09 November 2009

Digital Simulation of Phonograph Tracking Distortion: Download the poster; buy the paper

The paper and poster

The poster I presented for my paper at the 127th AES convention is available for download here. It provides a good overview of all aspects of the paper, although it leaves out many technical details and explanations.

KlausR has alerted me to the existence of my paper on the AES E-Library, which means I am no longer tempted to share my LaTeX PDFs with anybody. $5 for AES members, $20 for nonmembers. Or you can go all out and buy a CD-ROM of all the convention preprints on the AES store for $150 (if you can find the link). Or you can wait until 6 months after the convention, which appears to be the usual time when authors are allowed to upload their preprints themselves.

The simulator

At some point in the hopefully-near-future I will release the source and executable to the simulator itself. It will be written in LabVIEW 8.2.1 with the Digital Filter Design toolkit.
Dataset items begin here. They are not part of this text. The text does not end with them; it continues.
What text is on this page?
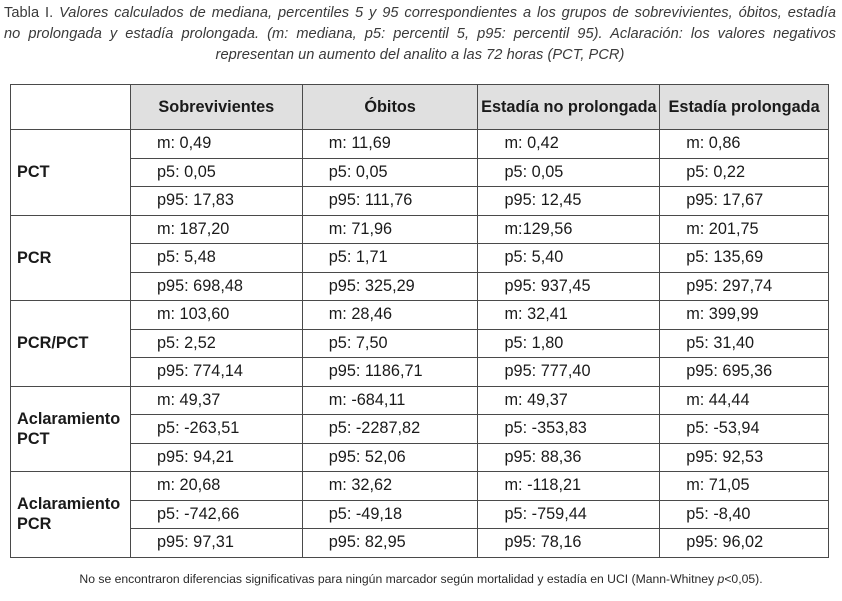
Tabla I. Valores calculados de mediana, percentiles 5 y 95 correspondientes a los grupos de sobrevivientes, óbitos, estadía
no prolongada y estadía prolongada. (m: mediana, p5: percentil 5, p95: percentil 95). Aclaración: los valores negativos
representan un aumento del analito a las 72 horas (PCT, PCR)
	Sobrevivientes	Óbitos	Estadía no prolongada	Estadía prolongada
PCT	m: 0,49	m: 11,69	m: 0,42	m: 0,86
	p5: 0,05	p5: 0,05	p5: 0,05	p5: 0,22
	p95: 17,83	p95: 111,76	p95: 12,45	p95: 17,67
PCR	m: 187,20	m: 71,96	m:129,56	m: 201,75
	p5: 5,48	p5: 1,71	p5: 5,40	p5: 135,69
	p95: 698,48	p95: 325,29	p95: 937,45	p95: 297,74
PCR/PCT	m: 103,60	m: 28,46	m: 32,41	m: 399,99
	p5: 2,52	p5: 7,50	p5: 1,80	p5: 31,40
	p95: 774,14	p95: 1186,71	p95: 777,40	p95: 695,36
Aclaramiento PCT	m: 49,37	m: -684,11	m: 49,37	m: 44,44
	p5: -263,51	p5: -2287,82	p5: -353,83	p5: -53,94
	p95: 94,21	p95: 52,06	p95: 88,36	p95: 92,53
Aclaramiento PCR	m: 20,68	m: 32,62	m: -118,21	m: 71,05
	p5: -742,66	p5: -49,18	p5: -759,44	p5: -8,40
	p95: 97,31	p95: 82,95	p95: 78,16	p95: 96,02
No se encontraron diferencias significativas para ningún marcador según mortalidad y estadía en UCI (Mann-Whitney p<0,05).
It is more or less the exact same code as I used to build the test samples for the paper: there are a few optimizations I've left out of the code because I first wanted to release what was documented in the paper.

The listening test

One of the points I tried very hard to emphasize in the paper was that, while a listening test was conducted, which provided very interesting results, from the standpoint of comprehensiveness or authority, it wasn't a very good test.
  • Only two people were involved with the test, who used two different protocols, neither of which was particularly great. Ideally, many more people should be involved, in a wider range of listening environments. And the protocol should be in some sense similar to the listening test you get at an audiologist: As the magnitude of the distortion varies in an automatic fashion, the listener records whether or not the distortion is audible. (This is actually pretty similar to Klaus did, as he did not have a computer audio setup in his listening room.) That is, the usual test concepts used for eg the absolute threshold of hearing should be employed, rather than ABX test concepts. This should allow a test which loses no statistical meaning, is potentially easier to take without the use of a computer (eg by burning all the test tracks onto CD), and avoids all the controversy around ABX testing.
  • The audio samples used were chosen on the basis of relatively little evaluation for sensitivity to tracking distortion, and how easy they were to obtain and use. I'd like to perform a more thorough survey of audio samples, potentially employing automated tools such as PEAQ to estimate audibility.
  • The interaction between tracing distortion and tracking distortion was ignored for this paper. For the purposes of testing, and more importantly of relating the simulation to real-world playback situations, this is problematic. Tracing distortion may distort the signal in such a way as to make any extant tracking distortion more audible than it otherwise would be. For instance, with an elliptical or hyperelliptical stylus, a tracking error will shift the position of the two stylus contact areas along the time axis - ie, a time delay exists between the two channels that does not exist when either tracing or tracking distortion is considered in isolation. For this simulator to be directly applicable to real-world situations, the importance of tracing distortion must be quantified and bounded, either through placing strict limits on the magnitude of its effect on tracking distortion, or by going all-out and writing an accurate tracing simulation.
Once these issues are addressed to my satisfaction, I will announce the specifics on a listening test open to the public.